Life is crazy, time is precious, and we don’t always feel that we are able to improve our own environment in order to help boost natural immunity. Learning about prevention and natural approaches to treat symptoms sounds daunting or merely too time consuming when compared with the ease of procuring a prescription.
“Doc, just give us a pill, I always get better with a Z-Pak” Does this sound familiar? How about: “I’m time pressured, I can’t let the illness simply take its natural course”, or even, “The insurance covers it, so let’s go ahead.” Presumably, the doctor always knows best, right? A recent study by Brigham and Women’s Hospital in Boston, Mass, showed that 84 percent of antibiotic prescriptions for sore throats and nearly 100 percent for acute bronchitis were unnecessary and not recommended by current guidelines.
As a pediatrician, overuse of antibiotics is of particular concern, as so many children experience ongoing nasal issues through childhood and often become antibiotic dependent. During my clinical practice, I maintained the position that if it is dirty, the first step is to clean it. If there is a wound to the knee clean it! If there is a dirty nose wash it! Most of the time this allows the body to heal itself.
Not every sinus, ear, or respiratory infection requires antibiotic treatment. With a little bit of patience and education, the body will often heal itself with nasal cleansing. Nasal irrigation will clean the filter, removing debris, infectious particles, and allergens without causing harm.

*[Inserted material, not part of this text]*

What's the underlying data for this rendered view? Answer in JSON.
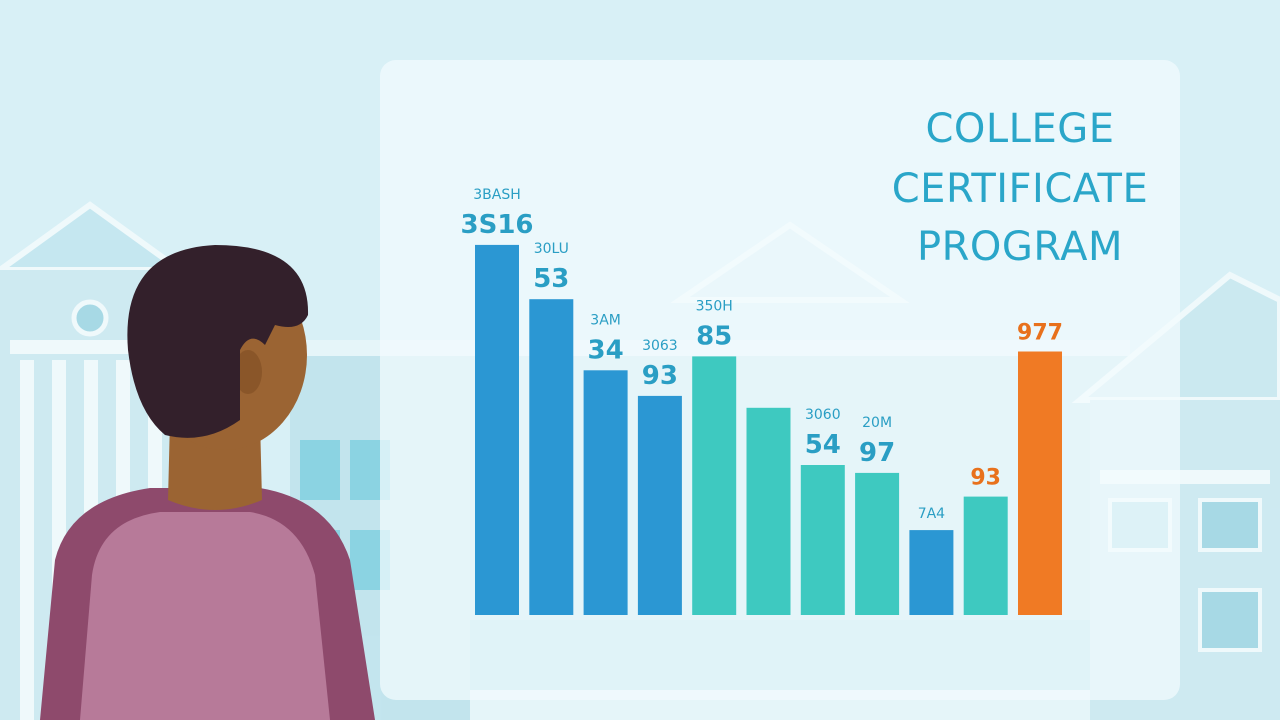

The insanity is this: sinusitis is the diagnosis for 20 percent of all antibiotics prescriptions written for adults. Approximately 80 percent of clinical diagnoses for sinusitis will be prescribed an antibiotic. But 80 percent of these diagnoses will resolve naturally by simply using nasal irrigation with a buffered hypertonic saline solution.
Reputable medical journals cite numerous studies that support the existence of antibiotics overuse. One such study involved adults with sinusitis. Study participants were treated with either a 10-day course of amoxicillin or a placebo. Both groups fared about the same in regard to their recovery. The study concluded that Amoxicillin may be no better than a placebo in improving symptoms of sinusitis.
Nasal saline irrigation is an ancient, time-tested technique. In the last few decades, many quality-controlled trials have shown beneficial results in the improvement and alleviation of nasal symptoms with nasal saline irrigation. Highly buffered hypertonic salt mix is the most effective and soothing in delivery. Comfort in the delivery system is key to compliance.
Washing the nose just makes sense, save the antibiotics for when they are really needed. If it’s dirty, clean it first.